Soft whiskers probe my hands. His breath whuffs across my arm, and I shiver.

He nudges my knee, and lowers his head.

He wants it.

I pull the treat from my pocket, and soft lips close over it.

Crunch.

He licks his lips and sighs.

Cappy and I have an understanding. We argue; we cooperate; but in the end, I’m in charge.

Firefly Farm is a hub of activity in the summer. Honey left us yesterday to spend time at Autumn Breeze Acres, where she’ll be bred to Amber Williams’ horse Rolex. He’s the stud I intended for Melody (after Awemost Dun died.) Apparently Honey is acting her usual gentle, sweet self.

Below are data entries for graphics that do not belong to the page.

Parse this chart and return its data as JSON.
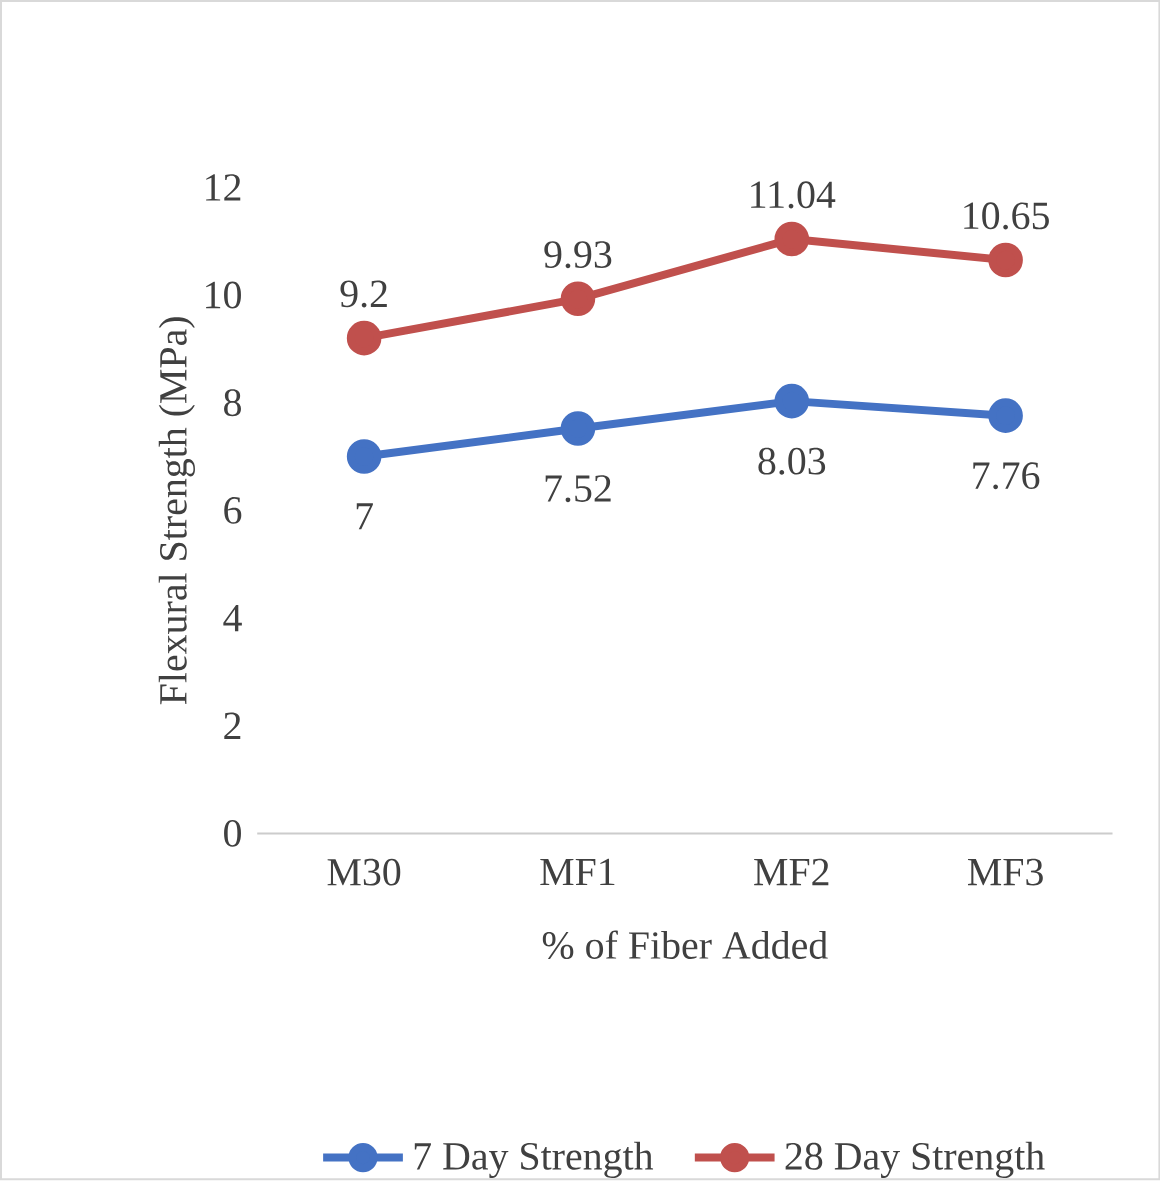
{
  "chart_data": {
    "type": "line",
    "xlabel": "% of Fiber Added",
    "ylabel": "Flexural Strength (MPa)",
    "categories": [
      "M30",
      "MF1",
      "MF2",
      "MF3"
    ],
    "series": [
      {
        "name": "7 Day Strength",
        "color": "#4472c4",
        "values": [
          7,
          7.52,
          8.03,
          7.76
        ]
      },
      {
        "name": "28 Day Strength",
        "color": "#c0504d",
        "values": [
          9.2,
          9.93,
          11.04,
          10.65
        ]
      }
    ],
    "ylim": [
      0,
      12
    ],
    "yticks": [
      0,
      2,
      4,
      6,
      8,
      10,
      12
    ],
    "grid": false,
    "legend": "bottom",
    "marker": "circle",
    "line_style": "solid",
    "data_labels": true
  }
}
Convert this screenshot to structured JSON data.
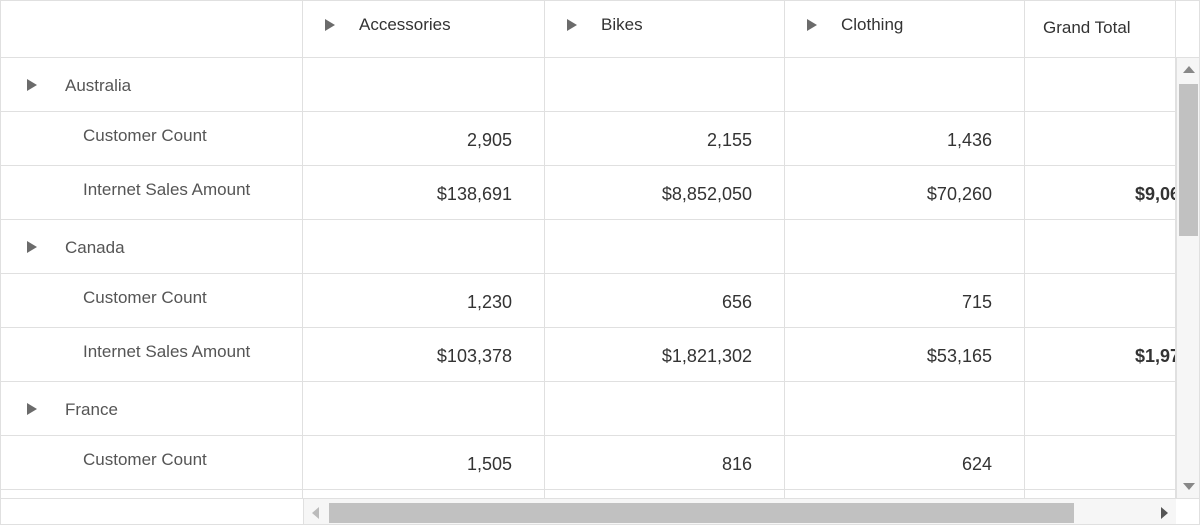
{
  "columns": [
    {
      "label": "Accessories",
      "expandable": true
    },
    {
      "label": "Bikes",
      "expandable": true
    },
    {
      "label": "Clothing",
      "expandable": true
    },
    {
      "label": "Grand Total",
      "expandable": false
    }
  ],
  "rows": [
    {
      "type": "group",
      "label": "Australia",
      "values": [
        "",
        "",
        "",
        ""
      ]
    },
    {
      "type": "measure",
      "label": "Customer Count",
      "values": [
        "2,905",
        "2,155",
        "1,436",
        ""
      ]
    },
    {
      "type": "measure",
      "label": "Internet Sales Amount",
      "values": [
        "$138,691",
        "$8,852,050",
        "$70,260",
        "$9,06"
      ]
    },
    {
      "type": "group",
      "label": "Canada",
      "values": [
        "",
        "",
        "",
        ""
      ]
    },
    {
      "type": "measure",
      "label": "Customer Count",
      "values": [
        "1,230",
        "656",
        "715",
        ""
      ]
    },
    {
      "type": "measure",
      "label": "Internet Sales Amount",
      "values": [
        "$103,378",
        "$1,821,302",
        "$53,165",
        "$1,97"
      ]
    },
    {
      "type": "group",
      "label": "France",
      "values": [
        "",
        "",
        "",
        ""
      ]
    },
    {
      "type": "measure",
      "label": "Customer Count",
      "values": [
        "1,505",
        "816",
        "624",
        ""
      ]
    },
    {
      "type": "measure",
      "label": "",
      "values": [
        "",
        "",
        "",
        ""
      ]
    }
  ],
  "colors": {
    "border": "#e0e0e0",
    "icon": "#6b6b6b",
    "scroll_thumb": "#c1c1c1"
  }
}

Suzi Q. attended two shows this spring and brought home an extensive array of ribbons–and a trophy.

I expanded the mare and gelding pastures, planted a weeping willow tree, and have mowed down weeds in the pasture as they crop up.

Work, work, work.

Time to play.

Today is Cappy’s day. His coppery chestnut coat gleams. (On a related note, my arms are sore.)  He willingly stands on the pedestal, and as of this morning, will do so with a tarp over his body. He lunges–walk, trot, and canter–to the left, and walks on the lunge line to the right. He accepts the bridle and bit. I can lay across his back facing both directions and he stands still. I can use direct reining to make him change direction.

Cappy is brilliant. He’s fun to work with.

In 11 months, Honey will bring a new project into the world. Someone I can take to shows who will earn ribbons. Someone who will stand in the shade of my weeping willow tree and swish his or her tail. I’ll brush my foal until my arms look like that of a bodybuilder.